Zorn Julia, Schwamberger Sabine, Panzer Werner, Adler Heiko, Kolb Hans-Jochem
Helmholtz Zentrum München - National Research Center for Environmental Health, Institute of Molecular Immunology, Clinical Cooperation Group Hematopoietic Cell Transplantation, Marchioninistrasse 25, D-81377 Munich, Germany.
Vet Immunol Immunopathol. 2011 Nov 15;144(1-2):27-35. doi: 10.1016/j.vetimm.2011.06.036. Epub 2011 Jul 2.
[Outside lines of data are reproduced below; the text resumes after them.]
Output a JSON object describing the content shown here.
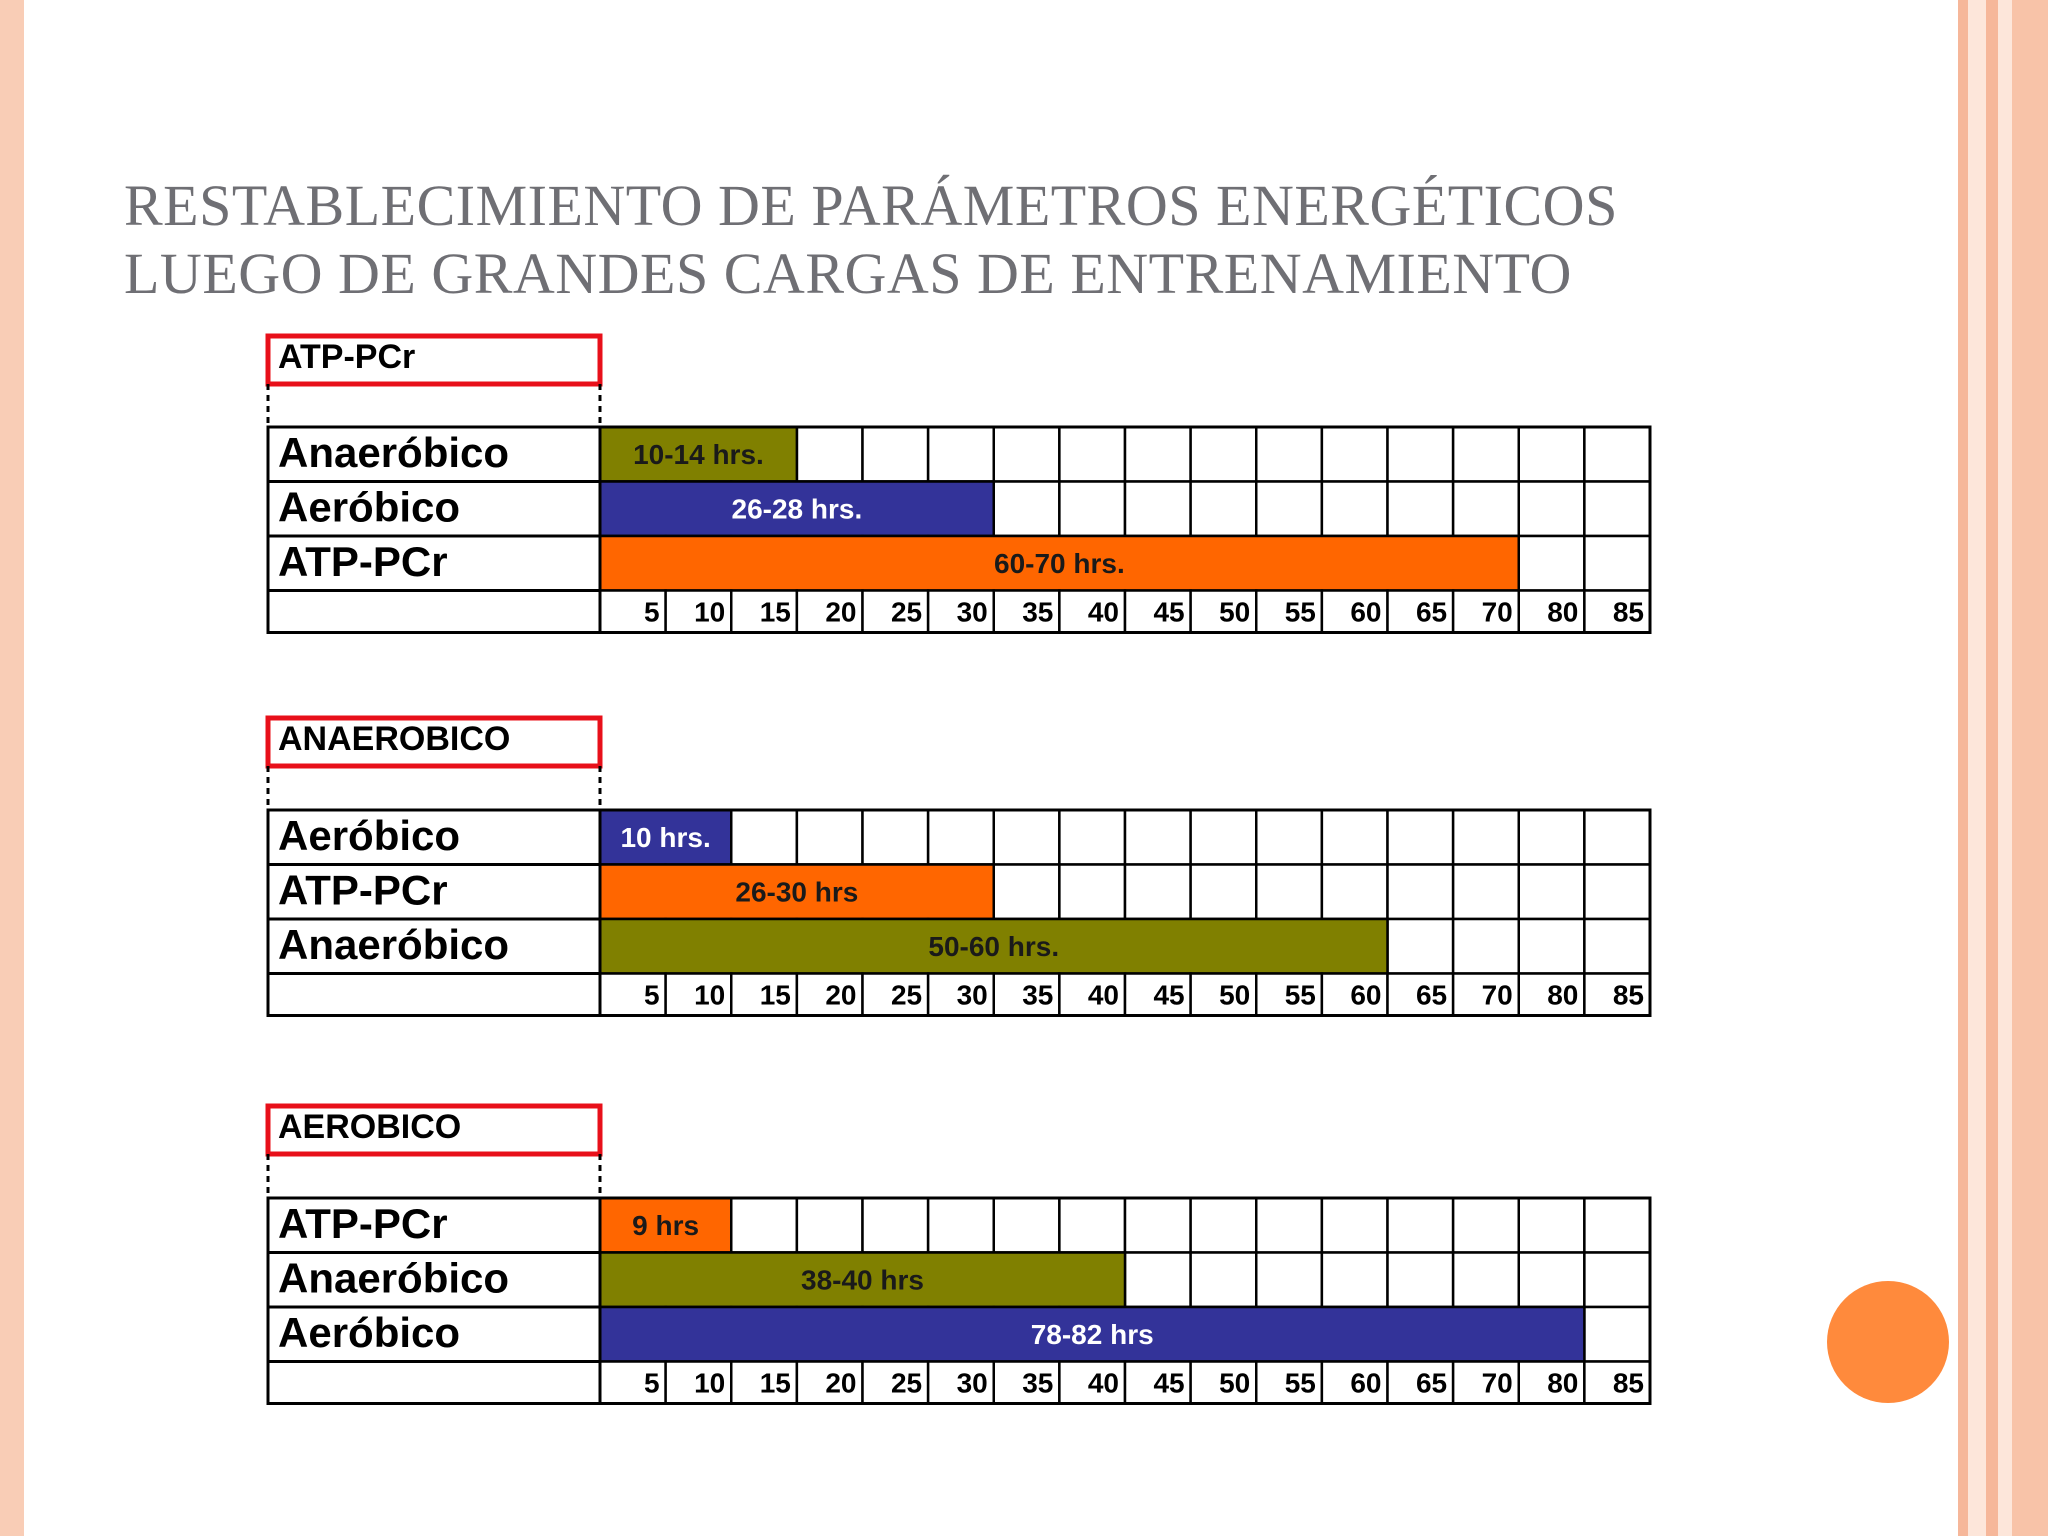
{
  "title": {
    "line1": "RESTABLECIMIENTO DE PARÁMETROS ENERGÉTICOS",
    "line2": "LUEGO DE GRANDES CARGAS DE ENTRENAMIENTO"
  },
  "colors": {
    "ATP-PCr": "#ff6600",
    "Anaeróbico": "#808000",
    "Aeróbico": "#333399",
    "box_border": "#e8101a"
  },
  "chart_data": [
    {
      "type": "bar",
      "orientation": "horizontal",
      "title": "ATP-PCr",
      "x_ticks": [
        5,
        10,
        15,
        20,
        25,
        30,
        35,
        40,
        45,
        50,
        55,
        60,
        65,
        70,
        80,
        85
      ],
      "rows": [
        {
          "label": "Anaeróbico",
          "bar_label": "10-14 hrs.",
          "cells": 3,
          "series": "Anaeróbico"
        },
        {
          "label": "Aeróbico",
          "bar_label": "26-28 hrs.",
          "cells": 6,
          "series": "Aeróbico"
        },
        {
          "label": "ATP-PCr",
          "bar_label": "60-70 hrs.",
          "cells": 14,
          "series": "ATP-PCr"
        }
      ]
    },
    {
      "type": "bar",
      "orientation": "horizontal",
      "title": "ANAEROBICO",
      "x_ticks": [
        5,
        10,
        15,
        20,
        25,
        30,
        35,
        40,
        45,
        50,
        55,
        60,
        65,
        70,
        80,
        85
      ],
      "rows": [
        {
          "label": "Aeróbico",
          "bar_label": "10 hrs.",
          "cells": 2,
          "series": "Aeróbico"
        },
        {
          "label": "ATP-PCr",
          "bar_label": "26-30 hrs",
          "cells": 6,
          "series": "ATP-PCr"
        },
        {
          "label": "Anaeróbico",
          "bar_label": "50-60 hrs.",
          "cells": 12,
          "series": "Anaeróbico"
        }
      ]
    },
    {
      "type": "bar",
      "orientation": "horizontal",
      "title": "AEROBICO",
      "x_ticks": [
        5,
        10,
        15,
        20,
        25,
        30,
        35,
        40,
        45,
        50,
        55,
        60,
        65,
        70,
        80,
        85
      ],
      "rows": [
        {
          "label": "ATP-PCr",
          "bar_label": "9 hrs",
          "cells": 2,
          "series": "ATP-PCr"
        },
        {
          "label": "Anaeróbico",
          "bar_label": "38-40 hrs",
          "cells": 8,
          "series": "Anaeróbico"
        },
        {
          "label": "Aeróbico",
          "bar_label": "78-82 hrs",
          "cells": 15,
          "series": "Aeróbico"
        }
      ]
    }
  ]
}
Human leukocyte antigen (HLA)-haploidentical stem cell transplantation is an opportunity for nearly all patients lacking an HLA matched stem cell donor. However, graft rejection and graft-versus-host disease (GvHD) as well as infectious complications still result in high treatment-related mortality. Here, we used the dog as a preclinical model for the study of tolerance induction with the aim to optimize and to improve a clinical protocol of haploidentical stem cell transplantation. For this purpose CD6-depleted peripheral blood stem cells (PBSCs) were transfused 6d after transplantation of unmodified bone marrow from dog leukocyte antigen (DLA)-haploidentical littermate donors in order to induce immune tolerance. Besides hematopoietic stem cells CD6-depleted PBSC contain, NK cells and a minority of suppressive CD8-positive cells that may suppress activated T lymphocytes. Recipients were conditioned with, cyclophosphamide and antithymocyte globulin (ATG) preceded by a transfusion of donor buffy coat and either 1, 2 or 3 × 3.3 Gy total body irradiation (TBI). Postgrafting immunosuppression was limited to 30 d of cyclosporine and methotrexate. The additional administration of CD6-depleted PBSCs after unmodified marrow could not prevent GvHD, but it may improve engraftment and chimerism after conditioning with 2 × 3.3 Gy TBI. Reasons for incomplete suppression and possible improvements for clinical applications are discussed.
人类白细胞抗原(HLA)单倍型相合干细胞移植为几乎所有缺乏HLA匹配干细胞供体的患者提供了机会。然而,移植物排斥、移植物抗宿主病(GvHD)以及感染并发症仍然导致较高的治疗相关死亡率。在此,我们将犬作为临床前模型用于研究耐受性诱导,旨在优化和改进单倍型相合干细胞移植的临床方案。为此,在移植来自犬白细胞抗原(DLA)单倍型相合同窝供体的未修饰骨髓6天后,输注去除CD6的外周血干细胞(PBSC)以诱导免疫耐受。除造血干细胞外,去除CD6的PBSC含有NK细胞和少数可能抑制活化T淋巴细胞的抑制性CD8阳性细胞。受体接受环磷酰胺和抗胸腺细胞球蛋白(ATG)预处理,预处理前先输注供体白膜层,并给予1次、2次或3次共3.3 Gy的全身照射(TBI)。移植后免疫抑制限于使用30天的环孢素和甲氨蝶呤。在未修饰骨髓后额外给予去除CD6的PBSC不能预防GvHD,但在用2×3.3 Gy TBI预处理后可能改善植入和嵌合状态。文中讨论了抑制不完全的原因以及临床应用中可能的改进措施。